Servizio di consulenza psicologica
Lo sportello psicologico, condotto dalla dott.ssa Cecchetti, fornisce un supporto di informazioni e di consulenza a studenti con difficoltà prevalentemente scolastiche e/o legate alla fase di vita ( rapporto con se stessi, con il proprio corpo, con i pari) e genitori, che chiedono sostegno rispetto alle modalità di aiuto ai propri figli con disagi scolastici ed esistenziali, nonché insegnanti.

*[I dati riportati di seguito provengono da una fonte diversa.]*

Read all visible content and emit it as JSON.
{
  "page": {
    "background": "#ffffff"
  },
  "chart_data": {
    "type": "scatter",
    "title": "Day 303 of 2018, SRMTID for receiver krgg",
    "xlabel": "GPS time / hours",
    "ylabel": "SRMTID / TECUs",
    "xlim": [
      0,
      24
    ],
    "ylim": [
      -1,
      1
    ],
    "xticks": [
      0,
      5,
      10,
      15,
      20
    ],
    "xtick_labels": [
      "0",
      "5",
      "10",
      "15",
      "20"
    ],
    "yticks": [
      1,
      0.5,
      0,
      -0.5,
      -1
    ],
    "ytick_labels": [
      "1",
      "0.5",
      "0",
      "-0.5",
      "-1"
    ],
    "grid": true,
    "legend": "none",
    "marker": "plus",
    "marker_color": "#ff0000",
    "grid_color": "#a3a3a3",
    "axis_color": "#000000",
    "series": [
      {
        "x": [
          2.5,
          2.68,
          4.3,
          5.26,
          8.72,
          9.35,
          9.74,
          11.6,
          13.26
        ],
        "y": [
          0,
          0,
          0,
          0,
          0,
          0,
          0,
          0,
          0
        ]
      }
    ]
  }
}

Su richiesta degli insegnanti, vengono organizzati incontri nelle classi, dove la formazione di sottogruppi e ruoli fissi tra gli allievi ( leader negativo, capro espiatorio, bullo) interferiscono con il lavoro didattico e creano un clima teso e per nulla proficuo rispetto al processo di apprendimento. Attraverso la metodologia del gioco di ruolo e della discussione ad essa connessa è possibile dare parola al disagio legato alle relazioni tra coetanei, con i docenti e con i genitori, avviando una riflessione sul posto che ogni persona occupa nel gruppo classe.
Infine sono organizzati cicli di incontri sulle problematiche dell’adolescenza per i genitori. L’esperienza si rivela sempre intensa e interessante, soprattutto rispetto ad una modalità di lavoro insolita ma proficua, proprio perché vede i genitori stessi interagire e dialogare su problemi comuni.
Giornale di Istituto
Per quel che riguarda il giornale di istituto, il risultato più significativo raggiunto è stata la partecipazione più stabile e motivata degli studenti alla progettazione e alla scrittura degli articoli anche su temi importanti e significativi, quali la lotta alla mafia.